Tenugui
Foto: Toshiko-san Ⓒ Mancia|Bodmer
Eine der prägnantesten Erinnerungen aus meiner frühen Kindheit in Japan ist die an Toshiko-san, unserere damalige Köchin und Haushälterin mit ihrem Tenugui-Tuch, das sie stets um ihren Hals trug. Ich sehe dieses Bild vor meinen Augen, als wäre es gestern gewesen: Es ist hochsommerlich heiss und schwül. Sie wischt sich immer und immer wieder die Schweissperlen von ihrem Gesicht ab …Wenn sie sehr beschäftigt war – denn sie musste manchmal bis zu 20 oder mehr Gäste bekochen – dann band sie sich dieses Tuch, damit ihre Haare nicht runterfielen, um den Kopf. In der Küche lagen überall Tenuguis herum und sie nutzte diese als Lappen, Geschirr- oder Handtuch und vieles mehr. Und für mich war sie einfach die allerbeste Köchin. Wie im Märchen «Tischlein, deck dich!» zauberte sie im Handumdrehen ein köstliches Abendessen herbei. Das Tengui-Tuch war schlichtweg Toshiko-san’s Markenzeichen und die Küche war ihr Reich. Einige Jahre später fand ich heraus, dass Tenuguis auch in anderen Haushalten in gleicher Weise benutzt wurden.

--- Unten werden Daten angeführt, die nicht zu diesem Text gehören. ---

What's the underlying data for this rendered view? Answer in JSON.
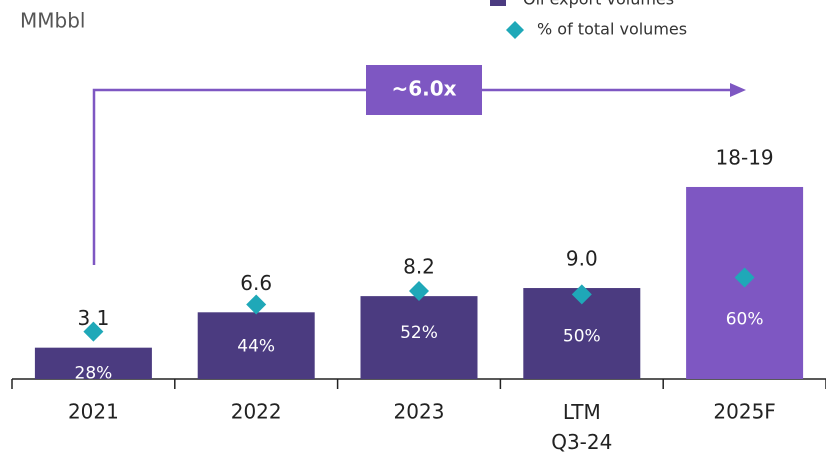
{
  "chart_data": {
    "type": "bar",
    "title": "MMbbl",
    "annotation": "~6.0x",
    "categories": [
      "2021",
      "2022",
      "2023",
      "LTM Q3-24",
      "2025F"
    ],
    "series": [
      {
        "name": "Oil export volumes",
        "color": "#4b3b80",
        "colors": [
          "#4b3b80",
          "#4b3b80",
          "#4b3b80",
          "#4b3b80",
          "#7e57c2"
        ],
        "values": [
          3.1,
          6.6,
          8.2,
          9.0,
          19
        ],
        "value_labels": [
          "3.1",
          "6.6",
          "8.2",
          "9.0",
          "18-19"
        ]
      },
      {
        "name": "% of total volumes",
        "color": "#1fa8b8",
        "axis": "y2",
        "values": [
          28,
          44,
          52,
          50,
          60
        ],
        "value_labels": [
          "28%",
          "44%",
          "52%",
          "50%",
          "60%"
        ]
      }
    ],
    "ylim": [
      0,
      37.5
    ],
    "y2lim": [
      0,
      224
    ]
  }
}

Tenugui sind ja eigentlich nichts anderes als rechteckige Tücher, die nicht einmal einen Saum haben und durch ihre Einfachheit derartig bestechende Accessoires, dass sie für mich ausgesprochen liebenswert sind.

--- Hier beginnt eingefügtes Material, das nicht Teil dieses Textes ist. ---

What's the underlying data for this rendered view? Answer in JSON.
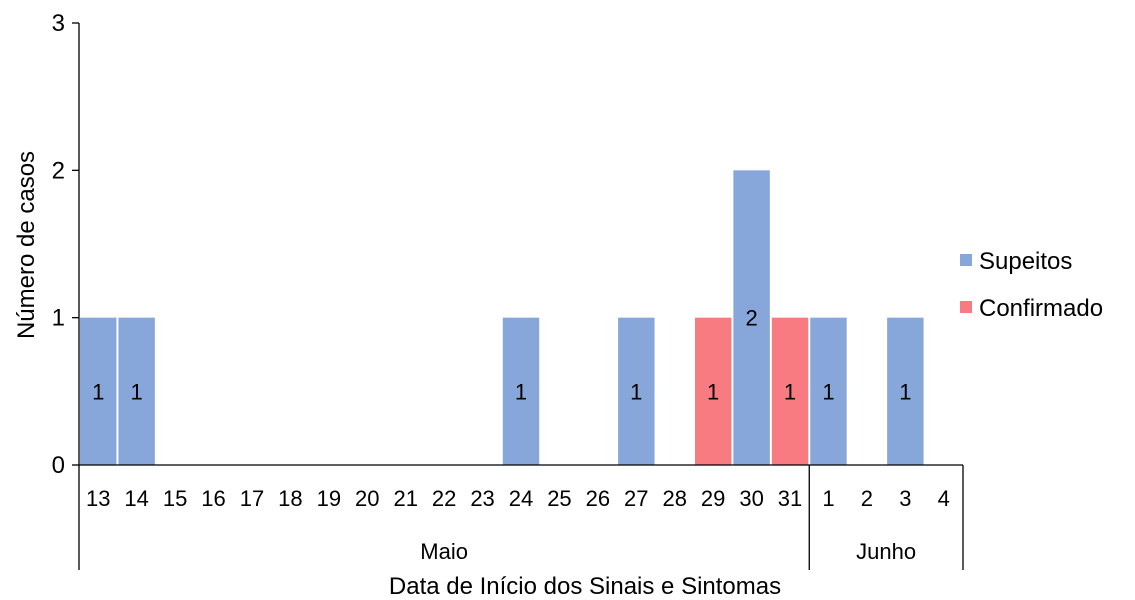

Nebenbei erwähnt, soll es sie bereits in der Nara-Zeit in einer ähnlichen Form gegeben haben. Richtig populär wurden die Tücher aber erst im 17. Jhd. mit der Herstellung von Baumwollkimonos. Man begann die anfallenden Stoffreste für den alltäglichen Gebrauch zu nutzen, was bis in die Gegenwart anhält. Heutzutage finden sie mannigfaltige Verwendung als Kopfschutz gegen die Sonne, Schutzhüllen vor Staub, Schlafmasken, Augenbinden, Stirnbänder und vieles mehr. Als Kind wurde mir sogar das verletzte Knie mit einem zerschnittenen Tenugui verbunden. Tenuguis sind aus 100% Baumwolle, locker gewoben und trocknen nach dem Waschen sehr schnell, so dass sich Keime nicht so leicht darin vermehren können. Nach den ersten paar Mal Waschen fransen die Ränder zwar aus, doch wenn die Fäden konsequent abgeschnitten werden, bleiben sie irgendwann mal in Form.

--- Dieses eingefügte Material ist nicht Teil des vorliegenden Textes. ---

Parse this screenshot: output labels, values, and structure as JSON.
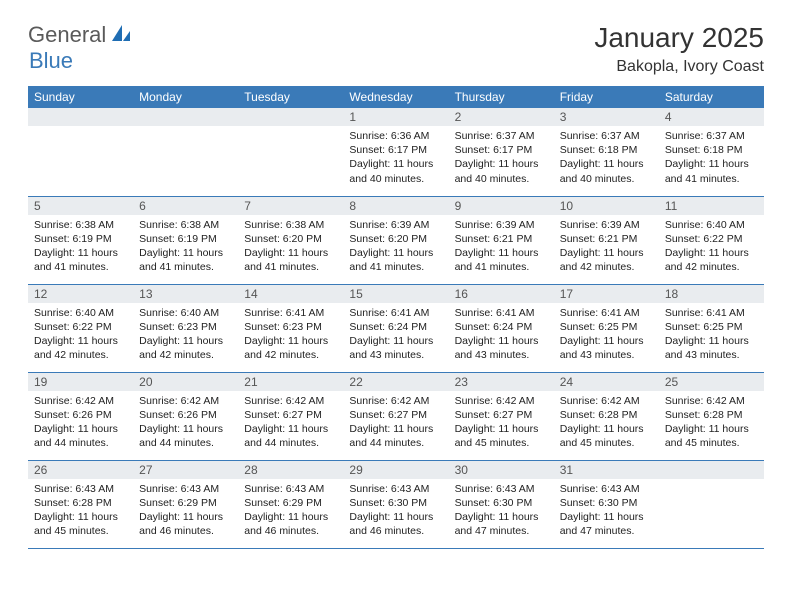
{
  "logo": {
    "part1": "General",
    "part2": "Blue"
  },
  "title": "January 2025",
  "location": "Bakopla, Ivory Coast",
  "colors": {
    "header_bg": "#3a7ab8",
    "daynum_bg": "#e9ecef",
    "border": "#3a7ab8",
    "logo_gray": "#5a5a5a",
    "logo_blue": "#3a7ab8"
  },
  "weekdays": [
    "Sunday",
    "Monday",
    "Tuesday",
    "Wednesday",
    "Thursday",
    "Friday",
    "Saturday"
  ],
  "weeks": [
    [
      null,
      null,
      null,
      {
        "n": "1",
        "sr": "6:36 AM",
        "ss": "6:17 PM",
        "dl": "11 hours and 40 minutes."
      },
      {
        "n": "2",
        "sr": "6:37 AM",
        "ss": "6:17 PM",
        "dl": "11 hours and 40 minutes."
      },
      {
        "n": "3",
        "sr": "6:37 AM",
        "ss": "6:18 PM",
        "dl": "11 hours and 40 minutes."
      },
      {
        "n": "4",
        "sr": "6:37 AM",
        "ss": "6:18 PM",
        "dl": "11 hours and 41 minutes."
      }
    ],
    [
      {
        "n": "5",
        "sr": "6:38 AM",
        "ss": "6:19 PM",
        "dl": "11 hours and 41 minutes."
      },
      {
        "n": "6",
        "sr": "6:38 AM",
        "ss": "6:19 PM",
        "dl": "11 hours and 41 minutes."
      },
      {
        "n": "7",
        "sr": "6:38 AM",
        "ss": "6:20 PM",
        "dl": "11 hours and 41 minutes."
      },
      {
        "n": "8",
        "sr": "6:39 AM",
        "ss": "6:20 PM",
        "dl": "11 hours and 41 minutes."
      },
      {
        "n": "9",
        "sr": "6:39 AM",
        "ss": "6:21 PM",
        "dl": "11 hours and 41 minutes."
      },
      {
        "n": "10",
        "sr": "6:39 AM",
        "ss": "6:21 PM",
        "dl": "11 hours and 42 minutes."
      },
      {
        "n": "11",
        "sr": "6:40 AM",
        "ss": "6:22 PM",
        "dl": "11 hours and 42 minutes."
      }
    ],
    [
      {
        "n": "12",
        "sr": "6:40 AM",
        "ss": "6:22 PM",
        "dl": "11 hours and 42 minutes."
      },
      {
        "n": "13",
        "sr": "6:40 AM",
        "ss": "6:23 PM",
        "dl": "11 hours and 42 minutes."
      },
      {
        "n": "14",
        "sr": "6:41 AM",
        "ss": "6:23 PM",
        "dl": "11 hours and 42 minutes."
      },
      {
        "n": "15",
        "sr": "6:41 AM",
        "ss": "6:24 PM",
        "dl": "11 hours and 43 minutes."
      },
      {
        "n": "16",
        "sr": "6:41 AM",
        "ss": "6:24 PM",
        "dl": "11 hours and 43 minutes."
      },
      {
        "n": "17",
        "sr": "6:41 AM",
        "ss": "6:25 PM",
        "dl": "11 hours and 43 minutes."
      },
      {
        "n": "18",
        "sr": "6:41 AM",
        "ss": "6:25 PM",
        "dl": "11 hours and 43 minutes."
      }
    ],
    [
      {
        "n": "19",
        "sr": "6:42 AM",
        "ss": "6:26 PM",
        "dl": "11 hours and 44 minutes."
      },
      {
        "n": "20",
        "sr": "6:42 AM",
        "ss": "6:26 PM",
        "dl": "11 hours and 44 minutes."
      },
      {
        "n": "21",
        "sr": "6:42 AM",
        "ss": "6:27 PM",
        "dl": "11 hours and 44 minutes."
      },
      {
        "n": "22",
        "sr": "6:42 AM",
        "ss": "6:27 PM",
        "dl": "11 hours and 44 minutes."
      },
      {
        "n": "23",
        "sr": "6:42 AM",
        "ss": "6:27 PM",
        "dl": "11 hours and 45 minutes."
      },
      {
        "n": "24",
        "sr": "6:42 AM",
        "ss": "6:28 PM",
        "dl": "11 hours and 45 minutes."
      },
      {
        "n": "25",
        "sr": "6:42 AM",
        "ss": "6:28 PM",
        "dl": "11 hours and 45 minutes."
      }
    ],
    [
      {
        "n": "26",
        "sr": "6:43 AM",
        "ss": "6:28 PM",
        "dl": "11 hours and 45 minutes."
      },
      {
        "n": "27",
        "sr": "6:43 AM",
        "ss": "6:29 PM",
        "dl": "11 hours and 46 minutes."
      },
      {
        "n": "28",
        "sr": "6:43 AM",
        "ss": "6:29 PM",
        "dl": "11 hours and 46 minutes."
      },
      {
        "n": "29",
        "sr": "6:43 AM",
        "ss": "6:30 PM",
        "dl": "11 hours and 46 minutes."
      },
      {
        "n": "30",
        "sr": "6:43 AM",
        "ss": "6:30 PM",
        "dl": "11 hours and 47 minutes."
      },
      {
        "n": "31",
        "sr": "6:43 AM",
        "ss": "6:30 PM",
        "dl": "11 hours and 47 minutes."
      },
      null
    ]
  ],
  "labels": {
    "sunrise": "Sunrise:",
    "sunset": "Sunset:",
    "daylight": "Daylight:"
  }
}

Als ich in die Schweiz umzog, nahm ich ein paar Tenuguis mit. Ich merkte dann eines Tages plötzlich, dass ich sie mit der Zeit durch westliche Handtücher ersetzt und irgendwo im hintersten Teil eines Schrankes versorgt hatte. Das muss wohl am hiesigen Klima liegen. Denn wenn ich manchmal an die heissen, schwülen Sommertage oder das hervorragende Essen in Japan denke, habe ich wieder das Bild von «Toshiko-san mit Tenugui» vor mir. Eine dermassen hohe Luftfeuchtigkeit kennt die Schweiz zwar nicht, dennoch könnte ein solch praktisches Tuch durchaus auch hier für andere Zwecke seine Verwendung finden.